Open cgrandin opened 10 months ago

cgrandin commented 10 months ago

I remember having this discussion with Jaclyn Cleary about Herring, and she wanted to use the 'forecast' values for the 'next year' (final year in the model) because those values took into account the estimated recruitment and age structure (I believe) estimates for that year, whereas the main model run was just an estimate based on previous years.

This question comes from #1111 in which we could use either value for the 2024 biomass (depletion).

I'm really just curious @aaronmberger-nwfsc and @kellijohnson-NOAA why these are different for this model. It would be good to understand this as it keeps cropping up with every assessment.

cgrandin commented 10 months ago

This is perhaps a non-issue after I found out that I was dividing the biomass by the initial biomass twice instead of once. Once fixed, the median is almost exactly the same for both of these, but the uncertainty is larger on the model estimate from the main model run when compared to the forecasts.

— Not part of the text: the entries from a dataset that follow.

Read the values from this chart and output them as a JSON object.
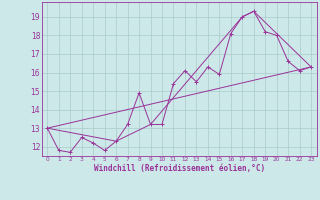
{
  "bg_color": "#cce8e8",
  "grid_color": "#aacccc",
  "line_color": "#993399",
  "xmin": -0.5,
  "xmax": 23.5,
  "ymin": 11.5,
  "ymax": 19.8,
  "series1_x": [
    0,
    1,
    2,
    3,
    4,
    5,
    6,
    7,
    8,
    9,
    10,
    11,
    12,
    13,
    14,
    15,
    16,
    17,
    18,
    19,
    20,
    21,
    22,
    23
  ],
  "series1_y": [
    13.0,
    11.8,
    11.7,
    12.5,
    12.2,
    11.8,
    12.3,
    13.2,
    14.9,
    13.2,
    13.2,
    15.4,
    16.1,
    15.5,
    16.3,
    15.9,
    18.1,
    19.0,
    19.3,
    18.2,
    18.0,
    16.6,
    16.1,
    16.3
  ],
  "series2_x": [
    0,
    23
  ],
  "series2_y": [
    13.0,
    16.3
  ],
  "series3_x": [
    0,
    6,
    9,
    17,
    18,
    23
  ],
  "series3_y": [
    13.0,
    12.3,
    13.2,
    19.0,
    19.3,
    16.3
  ],
  "yticks": [
    12,
    13,
    14,
    15,
    16,
    17,
    18,
    19
  ],
  "xticks": [
    0,
    1,
    2,
    3,
    4,
    5,
    6,
    7,
    8,
    9,
    10,
    11,
    12,
    13,
    14,
    15,
    16,
    17,
    18,
    19,
    20,
    21,
    22,
    23
  ],
  "xlabel": "Windchill (Refroidissement éolien,°C)"
}
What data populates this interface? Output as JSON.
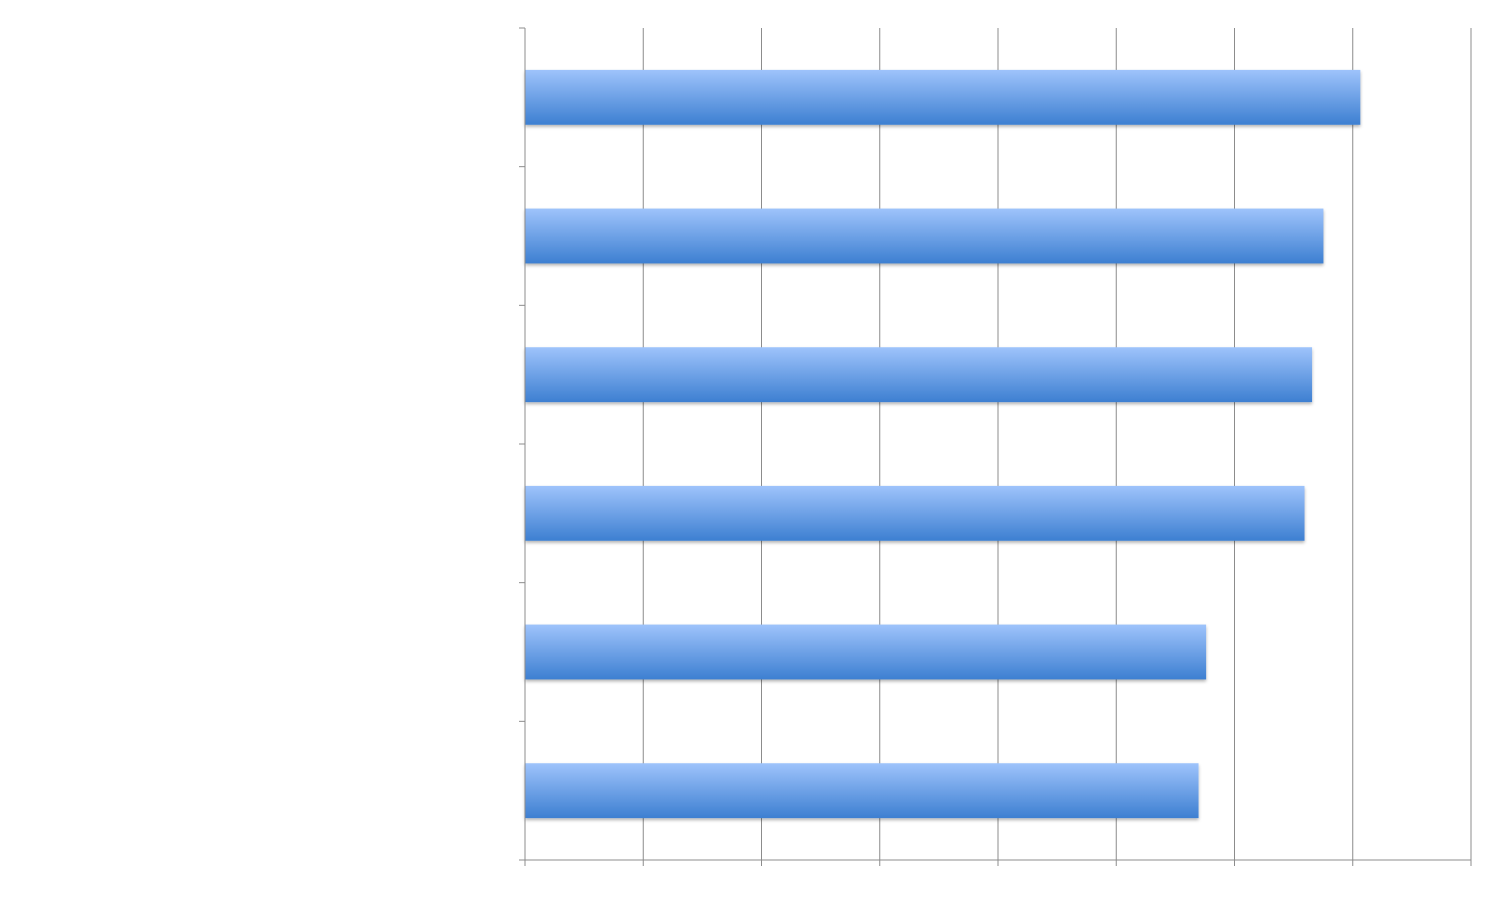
{
  "chart_data": {
    "type": "bar",
    "orientation": "horizontal",
    "title": "",
    "xlabel": "",
    "ylabel": "",
    "categories": [
      "",
      "",
      "",
      "",
      "",
      ""
    ],
    "values": [
      88.3,
      84.4,
      83.2,
      82.4,
      72.0,
      71.2
    ],
    "xlim": [
      0,
      100
    ],
    "x_ticks_count": 8,
    "grid": "vertical-major",
    "legend": "none",
    "tick_labels_shown": false,
    "colors": {
      "bar_top": "#9ec3fb",
      "bar_bottom": "#3d7fd1",
      "gridline": "#8c8c8c",
      "axis": "#8c8c8c",
      "background": "#ffffff"
    }
  }
}
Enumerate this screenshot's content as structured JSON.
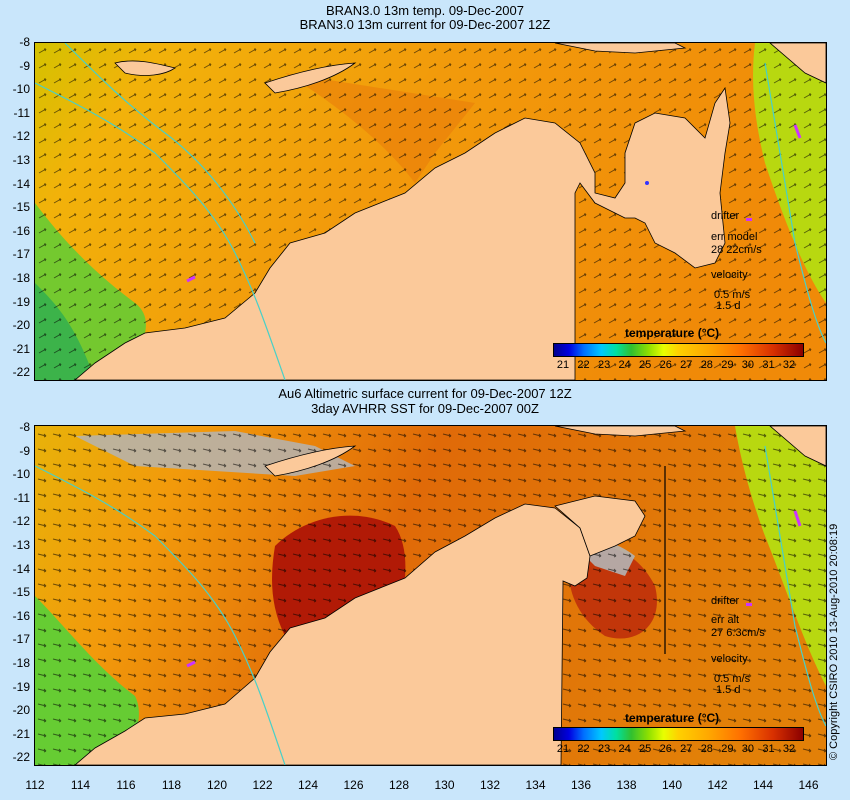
{
  "top": {
    "title_line1": "BRAN3.0 13m temp. 09-Dec-2007",
    "title_line2": "BRAN3.0 13m current for 09-Dec-2007 12Z",
    "drifter_label": "drifter",
    "err_label": "err model",
    "err_value": "28 22cm/s",
    "velocity_label": "velocity",
    "velocity_value": "0.5 m/s",
    "velocity_days": "1.5 d"
  },
  "bottom": {
    "title_line1": "Au6 Altimetric surface current for 09-Dec-2007 12Z",
    "title_line2": "3day AVHRR SST for 09-Dec-2007 00Z",
    "drifter_label": "drifter",
    "err_label": "err alt",
    "err_value": "27 6.3cm/s",
    "velocity_label": "velocity",
    "velocity_value": "0.5 m/s",
    "velocity_days": "1.5 d"
  },
  "legend": {
    "title": "temperature (°C)",
    "labels": [
      "21",
      "22",
      "23",
      "24",
      "25",
      "26",
      "27",
      "28",
      "29",
      "30",
      "31",
      "32"
    ]
  },
  "latitude_ticks": [
    "-8",
    "-9",
    "-10",
    "-11",
    "-12",
    "-13",
    "-14",
    "-15",
    "-16",
    "-17",
    "-18",
    "-19",
    "-20",
    "-21",
    "-22"
  ],
  "longitude_ticks": [
    "112",
    "114",
    "116",
    "118",
    "120",
    "122",
    "124",
    "126",
    "128",
    "130",
    "132",
    "134",
    "136",
    "138",
    "140",
    "142",
    "144",
    "146"
  ],
  "copyright": "© Copyright CSIRO 2010   13-Aug-2010 20:08:19",
  "colors": {
    "land": "#fbc99a",
    "ocean_warm": "#f29c0c",
    "ocean_hot": "#b11a06",
    "ocean_cool": "#66cc33",
    "contour": "#48d0c8",
    "drifter": "#cc33ff",
    "background": "#c9e6fb"
  }
}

Depletion: main run 2024 5% = 0.3442664 forecast 2024 5% = 0.3956313

main run 2024 median = 0.7636227 forecast 2024 median = 0.7636235

main run 2024 95% = 1.7681535 forecast 2024 95% = 1.5289015

kellijohnson-NOAA commented 10 months ago

I don't know enough about how we do the forecasts to give a good answer. The differences that you are seeing here, are they just because we are running the model again, i.e., different random starts for the chains?

aaronmberger-nwfsc commented 10 months ago

I just looked at the depletion estimate (...$mcmccalcs$dmed) for the base model and many forecast models and the 2024 median is = 0.7636227 for all of them. Where is the forecast 2024 median of 0.7636235 coming from?

cgrandin commented 10 months ago

The depletion values (median = 0.7636235) can be found in R in these objects:

base_model$forecasts$`2024`$`03-225000`$depl
base_model$forecasts$`2025`$`12-545000`$depl
etc..

image

Those quantiles are calculated from columns in the posteriors.sso files found in each forecasts directory, which are created by running -mceval on the base model MCMC output (inputs and psv file), which has been copied into each directory like this one:

/srv/hake/models/2024/01-version/01-base-models/01-base/forecasts/forecast-year-2025/12-545000

For 2024, the values are the same for ALL forecasts. The forecast.ss files are modified prior to running -mceval. Like this (for the second year of forecasts at the TAC level:

2 #_InputBasis
 #_Year Seas Fleet Catch_or_F
   2024    1     1     545000
   2025    1     1     545000
-9999 0 0 0
#
999 # verify end of input 

No matter what years and catch are added to the forecast.ss file, the depletion for 2024 is as shown in the image of the command line above, which is different than the mcmccalcs$dmed, dlower, dupper values which are calculated in the same way (posteriors.sso quantiles). The other years will change though depending on the forecasting.

cgrandin commented 10 months ago

@kellijohnson-NOAA I don't believe so because we are only running the -mceval to do the forecasting.

aaronmberger-nwfsc commented 10 months ago

Could this just be a calculation thing such as the difference between the following two methods: Method 1: taking the posterior median SSB (of all 800 samples) and dividing by the posterior median B0 (of all 800 samples); versus Method 2: calculating depletion for each MCCM sample first [MCMC sample(x) SSB / MCMC sample(x) B0] and then taking the median of the 8000 calculated depletions

Does that make sense? I've done this for other things and they come out real close but not exact.

cgrandin commented 10 months ago

No it isn't, but I'd like to find out what's going on at some point. I will set the milestone to next year as there's no time for 2024 to look at this.